In this post, I showed you how the a7RIII pixel shift feature dramatically reduced false color, and seemed to increase sharpness, although it was hard to tell because the Sony software than converted the four raw files to one combined file changed both the tone curve and the sharpening. Since I wrote that ost, I have supplied the files to some people who write software that decodes raw files, and it appears that once the processing of the single and combined images has been put on a level playing field, the false color advantages of the shifted images remain, but the sharpness improvements largely vanish.
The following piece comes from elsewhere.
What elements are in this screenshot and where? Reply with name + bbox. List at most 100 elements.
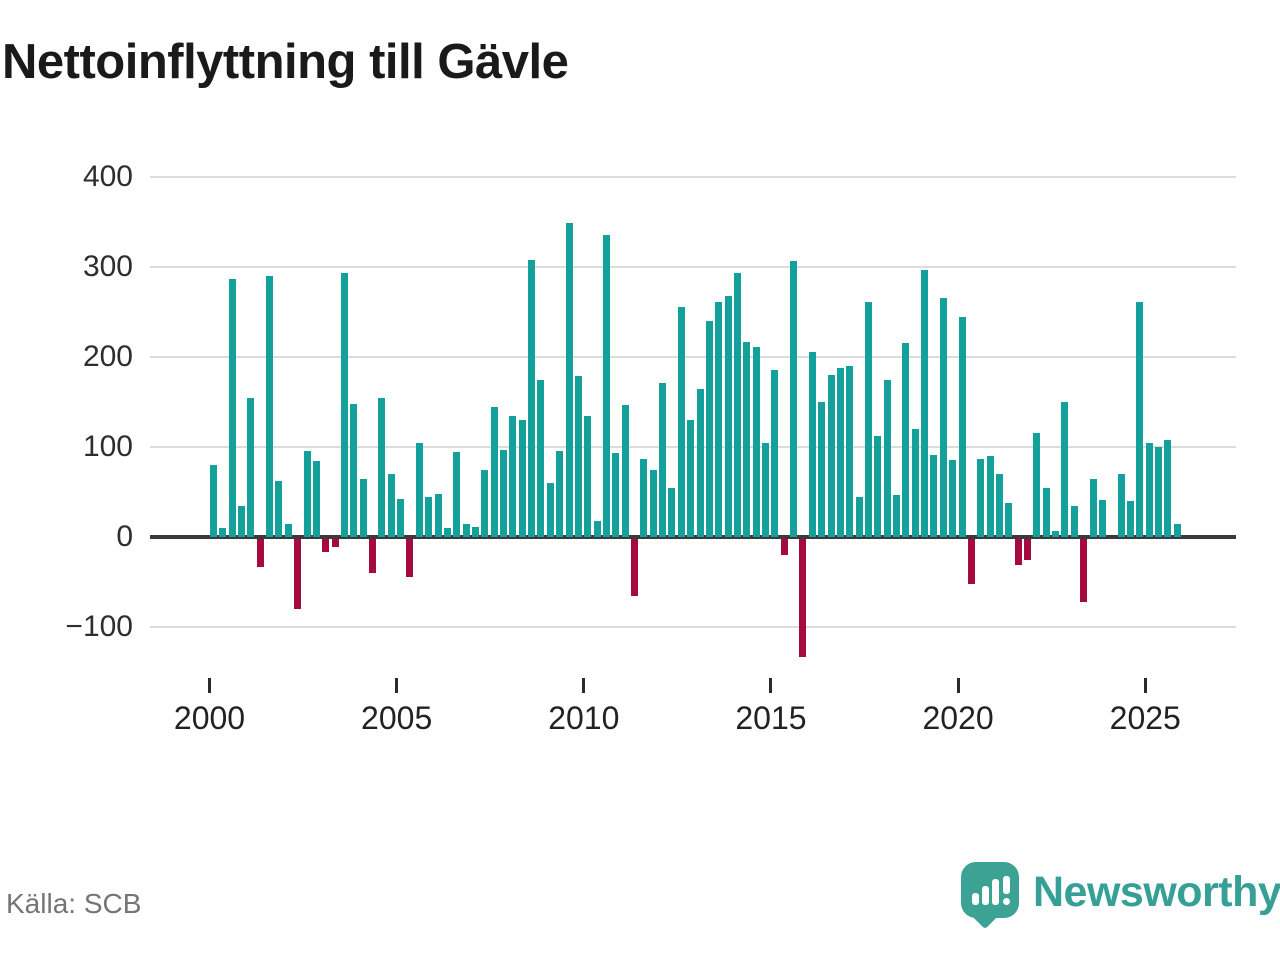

I speculated that there would be a greater sharpness advantage for deep red and deep blue subjects, due to the relative paucity of those colors in the Bayer color filter array. Iliah Borg (of RawDigger and libraw fame) had an idea: shoot the Siemens Star chart through a filter. I dug out the deepest red filter that I could find and put it on a Sony 90 mm f/2.8 macro lens, set it to f/5.6, and aimed it at a well-lit star:
Here are loose crops of the star itself, first a single shot developed in Sony Imaging Edge with default settings, and second a four-shot combination performed by the same software. Both were exported as TIFFs:
One shot
The tone curve is quite different (darker and more contrasty), and there appears to be more sharpening than in the single shot, but the sharpness improvements still look promising.
Here is an attempt to lighten and lower the contrast of the four-shot image above:
Taking a closer look:
I don’t think we can put all this improvement down to sharpening differences. There is clearly aliasing in the single shot at half the frequency of the aliasing in the combined shots.
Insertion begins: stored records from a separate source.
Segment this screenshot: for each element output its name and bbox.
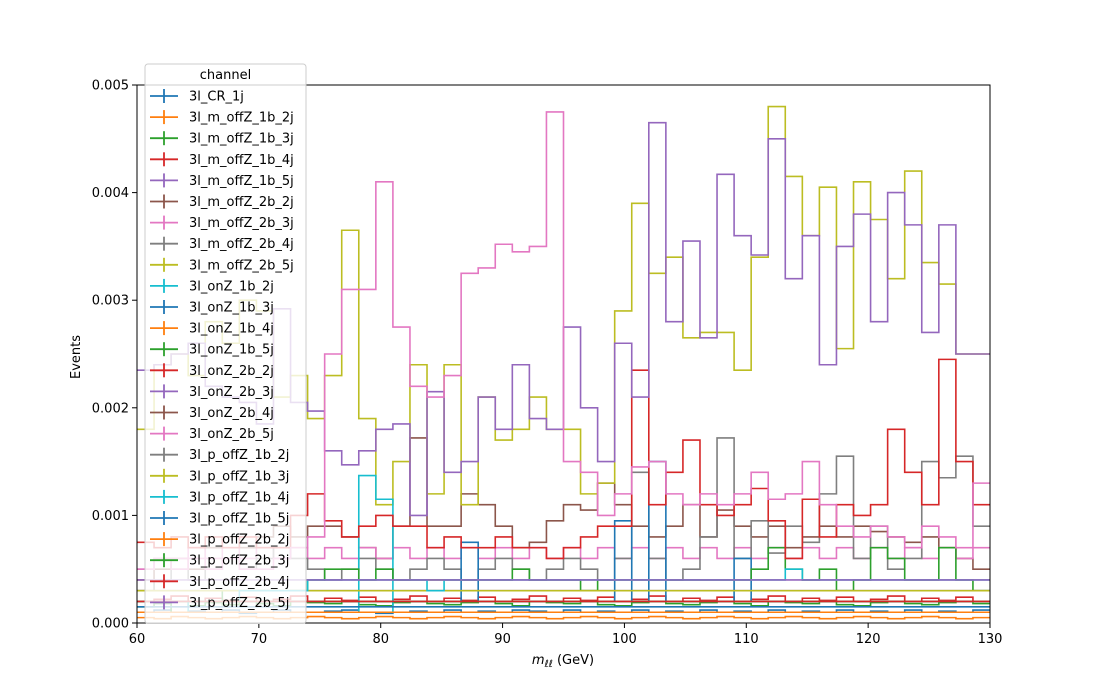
legend-label: 3l_m_offZ_1b_5j <box>189 174 294 189</box>
legend-item: 3l_onZ_2b_5j <box>150 426 274 442</box>
legend-item: 3l_onZ_2b_3j <box>150 384 274 400</box>
legend-item: 3l_m_offZ_1b_3j <box>150 131 294 147</box>
legend-label: 3l_CR_1j <box>189 90 244 105</box>
x-tick-label: 90 <box>494 632 511 647</box>
legend-item: 3l_p_offZ_1b_4j <box>150 489 289 505</box>
legend-item: 3l_p_offZ_1b_5j <box>150 511 289 527</box>
x-tick-label: 130 <box>978 632 1003 647</box>
legend-item: 3l_p_offZ_2b_4j <box>150 574 289 590</box>
y-tick-label: 0.002 <box>92 401 129 416</box>
x-tick-label: 100 <box>612 632 637 647</box>
legend-item: 3l_onZ_1b_3j <box>150 300 274 316</box>
legend-item: 3l_onZ_1b_5j <box>150 342 274 358</box>
legend-item: 3l_m_offZ_2b_2j <box>150 194 294 210</box>
legend-item: 3l_p_offZ_1b_2j <box>150 447 289 463</box>
legend-label: 3l_p_offZ_1b_3j <box>189 469 289 484</box>
legend-label: 3l_m_offZ_2b_2j <box>189 195 294 210</box>
y-tick-label: 0.001 <box>92 509 129 524</box>
legend-label: 3l_p_offZ_1b_4j <box>189 490 289 505</box>
legend-label: 3l_p_offZ_1b_5j <box>189 512 289 527</box>
legend-box <box>144 63 307 624</box>
legend-item: 3l_m_offZ_2b_4j <box>150 236 294 252</box>
legend-item: 3l_m_offZ_2b_5j <box>150 257 294 273</box>
legend-label: 3l_m_offZ_2b_5j <box>189 258 294 273</box>
legend-label: 3l_p_offZ_2b_5j <box>189 596 289 611</box>
legend-item: 3l_m_offZ_1b_5j <box>150 173 294 189</box>
legend-label: 3l_m_offZ_1b_3j <box>189 132 294 147</box>
legend-label: 3l_p_offZ_2b_3j <box>189 554 289 569</box>
legend-label: 3l_m_offZ_2b_4j <box>189 237 294 252</box>
legend-item: 3l_p_offZ_2b_2j <box>150 532 289 548</box>
y-tick-label: 0.004 <box>92 186 129 201</box>
y-tick-label: 0.000 <box>92 617 129 632</box>
legend-item: 3l_m_offZ_1b_2j <box>150 110 294 126</box>
y-tick-label: 0.003 <box>92 294 129 309</box>
legend-item: 3l_onZ_1b_4j <box>150 321 274 337</box>
legend-label: 3l_onZ_1b_4j <box>189 322 274 337</box>
x-tick-label: 80 <box>372 632 389 647</box>
legend-label: 3l_onZ_1b_5j <box>189 343 274 358</box>
x-tick-label: 70 <box>251 632 268 647</box>
x-tick-label: 60 <box>129 632 146 647</box>
legend-item: 3l_CR_1j <box>150 89 244 105</box>
legend: channel 3l_CR_1j 3l_m_offZ_1b_2j 3l_m_offZ_… <box>144 63 307 624</box>
legend-item: 3l_m_offZ_1b_4j <box>150 152 294 168</box>
axes-frame <box>136 84 991 624</box>
legend-label: 3l_m_offZ_2b_3j <box>189 216 294 231</box>
y-tick-label: 0.005 <box>92 79 129 94</box>
legend-label: 3l_m_offZ_1b_4j <box>189 153 294 168</box>
legend-label: 3l_onZ_2b_4j <box>189 406 274 421</box>
legend-item: 3l_onZ_1b_2j <box>150 278 274 294</box>
x-axis-label: mℓℓ (GeV) <box>532 653 594 670</box>
legend-item: 3l_p_offZ_1b_3j <box>150 468 289 484</box>
legend-item: 3l_onZ_2b_4j <box>150 405 274 421</box>
legend-label: 3l_m_offZ_1b_2j <box>189 111 294 126</box>
x-axis-label-main: m <box>532 653 545 668</box>
legend-label: 3l_onZ_2b_2j <box>189 364 274 379</box>
legend-label: 3l_p_offZ_1b_2j <box>189 448 289 463</box>
legend-label: 3l_p_offZ_2b_2j <box>189 533 289 548</box>
legend-label: 3l_onZ_1b_2j <box>189 279 274 294</box>
legend-item: 3l_onZ_2b_2j <box>150 363 274 379</box>
x-axis-label-unit: (GeV) <box>553 653 594 668</box>
legend-label: 3l_onZ_2b_3j <box>189 385 274 400</box>
legend-label: 3l_onZ_2b_5j <box>189 427 274 442</box>
legend-item: 3l_m_offZ_2b_3j <box>150 215 294 231</box>
axes: 60 70 80 90 100 110 120 130 0.000 0.001 0.002 0.003… <box>92 79 1003 648</box>
x-tick-label: 110 <box>734 632 759 647</box>
x-axis-label-subscript: ℓℓ <box>545 659 553 670</box>
y-axis-label: Events <box>69 335 84 379</box>
legend-item: 3l_p_offZ_2b_5j <box>150 595 289 611</box>
x-tick-label: 120 <box>856 632 881 647</box>
legend-label: 3l_p_offZ_2b_4j <box>189 575 289 590</box>
legend-label: 3l_onZ_1b_3j <box>189 301 274 316</box>
legend-item: 3l_p_offZ_2b_3j <box>150 553 289 569</box>
legend-title: channel <box>200 68 251 83</box>
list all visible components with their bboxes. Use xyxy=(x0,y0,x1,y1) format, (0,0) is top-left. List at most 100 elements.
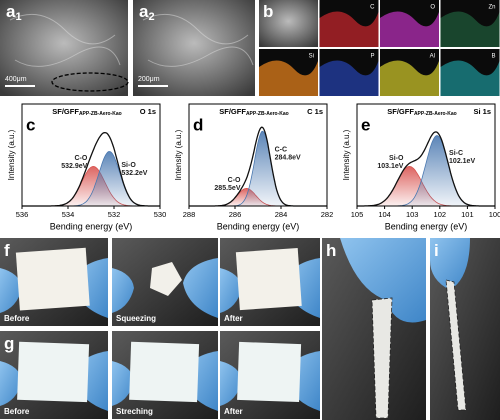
eds-signal xyxy=(440,11,500,47)
photo-caption: After xyxy=(224,407,243,416)
sample-sheet xyxy=(17,341,90,403)
peak-label: 285.5eV xyxy=(214,185,240,192)
glove xyxy=(112,268,134,313)
photo-caption: After xyxy=(224,314,243,323)
x-tick-label: 284 xyxy=(275,210,288,219)
glove xyxy=(112,361,134,406)
x-tick-label: 288 xyxy=(183,210,196,219)
panel-letter: d xyxy=(193,115,203,134)
y-axis-label: Intensity (a.u.) xyxy=(174,129,183,180)
y-axis-label: Intensity (a.u.) xyxy=(342,129,351,180)
panel-letter: e xyxy=(361,115,370,134)
panel-letter-text: f xyxy=(4,241,10,260)
chart-title-main: SF/GFF xyxy=(387,107,414,116)
fit-peak xyxy=(189,130,327,207)
panel-letter-text: h xyxy=(326,241,336,260)
glove xyxy=(0,361,22,406)
panel-letter: a2 xyxy=(139,2,155,22)
x-tick-label: 105 xyxy=(351,210,364,219)
panel-letter: i xyxy=(434,241,439,260)
highlight-ellipse xyxy=(51,72,129,92)
sem-texture xyxy=(9,13,121,67)
chart-title: SF/GFFAPP-ZB-Aero-Kao xyxy=(219,107,288,117)
photo-caption: Squeezing xyxy=(116,314,156,323)
x-axis-label: Bending energy (eV) xyxy=(50,221,133,231)
eds-signal xyxy=(259,60,318,96)
panel-letter-index: 1 xyxy=(15,11,21,23)
x-tick-label: 102 xyxy=(434,210,447,219)
eds-element: Zn xyxy=(488,5,495,11)
spectrum-tag: C 1s xyxy=(307,107,323,116)
photo-caption: Before xyxy=(4,314,30,323)
eds-signal xyxy=(380,11,439,47)
panel-letter: a1 xyxy=(6,2,22,22)
eds-element: B xyxy=(491,54,495,60)
plot-frame xyxy=(21,103,161,207)
peak-name: Si-O xyxy=(121,162,136,169)
x-axis-label: Bending energy (eV) xyxy=(385,221,468,231)
eds-signal xyxy=(380,60,439,96)
eds-element: C xyxy=(370,5,375,11)
x-tick-label: 103 xyxy=(406,210,419,219)
chart-title: SF/GFFAPP-ZB-Aero-Kao xyxy=(387,107,456,117)
sample-sheet xyxy=(237,341,302,403)
sample-sheet xyxy=(235,247,302,311)
peak-label: 284.8eV xyxy=(275,155,301,162)
plot-frame xyxy=(188,103,328,207)
eds-element: Si xyxy=(309,54,314,60)
panel-letter: f xyxy=(4,241,10,260)
peak-label: 103.1eV xyxy=(377,163,403,170)
chart-title: SF/GFFAPP-ZB-Aero-Kao xyxy=(52,107,121,117)
peak-label: 532.9eV xyxy=(61,163,87,170)
eds-element: P xyxy=(370,54,374,60)
glove xyxy=(220,361,242,406)
chart-title-sub: APP-ZB-Aero-Kao xyxy=(246,111,289,117)
panel-letter-text: a xyxy=(6,2,16,21)
spectrum-tag: O 1s xyxy=(140,107,156,116)
peak-name: Si-O xyxy=(389,155,404,162)
photo-caption: Before xyxy=(4,407,30,416)
peak-name: C-C xyxy=(275,147,287,154)
x-tick-label: 532 xyxy=(108,210,121,219)
glove xyxy=(0,268,22,313)
peak-name: C-O xyxy=(228,177,241,184)
sample-crumpled xyxy=(150,262,182,296)
y-axis-label: Intensity (a.u.) xyxy=(7,129,16,180)
chart-title-main: SF/GFF xyxy=(52,107,79,116)
panel-letter: h xyxy=(326,241,336,260)
x-tick-label: 104 xyxy=(378,210,391,219)
x-tick-label: 534 xyxy=(62,210,75,219)
chart-title-sub: APP-ZB-Aero-Kao xyxy=(79,111,122,117)
eds-element: O xyxy=(430,5,435,11)
x-tick-label: 101 xyxy=(461,210,474,219)
x-tick-label: 536 xyxy=(16,210,29,219)
x-tick-label: 286 xyxy=(229,210,242,219)
plot-frame xyxy=(356,103,496,207)
x-tick-label: 530 xyxy=(154,210,167,219)
sem-texture xyxy=(142,13,254,67)
eds-element: Al xyxy=(430,54,435,60)
scale-bar-label: 200μm xyxy=(138,76,160,83)
photo-caption: Streching xyxy=(116,407,153,416)
chart-title-main: SF/GFF xyxy=(219,107,246,116)
panel-letter-text: i xyxy=(434,241,439,260)
x-tick-label: 100 xyxy=(489,210,500,219)
sample-sheet xyxy=(129,341,200,403)
sample-sheet xyxy=(15,247,90,311)
glove xyxy=(430,238,470,290)
peak-label: 532.2eV xyxy=(121,170,147,177)
panel-letter-index: 2 xyxy=(148,11,154,23)
panel-letter: b xyxy=(263,2,273,21)
x-tick-label: 282 xyxy=(321,210,334,219)
eds-signal xyxy=(440,60,500,96)
sample-bent xyxy=(371,297,393,419)
scale-bar-label: 400μm xyxy=(5,76,27,83)
eds-signal xyxy=(319,60,379,96)
chart-title-sub: APP-ZB-Aero-Kao xyxy=(414,111,457,117)
panel-letter: g xyxy=(4,334,14,353)
glove xyxy=(183,258,218,318)
panel-letter-text: a xyxy=(139,2,149,21)
sem-tile xyxy=(259,0,318,47)
peak-name: C-O xyxy=(74,155,87,162)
There is a beta version of RawDigger out that can handle ARQ files. I loaded one shot and the ARQ of a four-shot series into that program and exported them as rendered TIFFs.
One shot
One shot
The reduction in aliasing is real.
Jack Hogan says
Yes, it appears that in practice the advantage of a fully populated RGB capture is mainly reduced aliasing. Which should however benefit lower spatial frequencies also – because, again in practice, it would allow for stronger sharpenening while keeping undesired effects under control.
Erik Kaffehr says
Hi,
What I think we see is that using red illumination we remove 75% of the pixels. So, in essence we get 10.5 MP sensor with 0.25 (or so) fill factor.
With multishot, we still have 0.25 (or so) as fill factor, but we now have 42 MP as the red pixels now sample all sites.
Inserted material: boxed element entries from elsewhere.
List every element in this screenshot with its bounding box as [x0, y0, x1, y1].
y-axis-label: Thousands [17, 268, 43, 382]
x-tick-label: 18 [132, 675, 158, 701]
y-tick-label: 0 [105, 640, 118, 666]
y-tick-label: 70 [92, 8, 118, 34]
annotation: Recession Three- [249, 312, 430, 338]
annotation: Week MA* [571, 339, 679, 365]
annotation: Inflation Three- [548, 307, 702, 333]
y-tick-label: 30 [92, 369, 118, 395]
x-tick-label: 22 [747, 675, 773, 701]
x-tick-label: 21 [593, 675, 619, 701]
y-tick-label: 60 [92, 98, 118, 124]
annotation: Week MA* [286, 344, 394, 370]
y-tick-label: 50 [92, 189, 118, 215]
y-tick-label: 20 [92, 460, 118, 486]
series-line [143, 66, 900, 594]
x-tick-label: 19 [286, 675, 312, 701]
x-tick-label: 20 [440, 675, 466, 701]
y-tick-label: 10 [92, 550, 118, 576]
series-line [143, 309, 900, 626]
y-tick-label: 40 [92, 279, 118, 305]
We could say that with multishot the resolution will be restored, but MTF is only dependent on pixel aperture, so that is not really affected. The single shot image has significant moiré while the multishot image has very little.
Edna says
CY/PH # s ?
TY
JimK says
The problems that have with computing MTF50 slanted edge numbers is that the results are dependent on the pixel aperture and not the pixel pitch at the raw level, so the demosaicing algorithm won’t change the MTF50 curves. If done after demosaicing, the results are hugely dependent on the demosaicing algorithm and the post-demosaicing sharpening, which is hard to control for.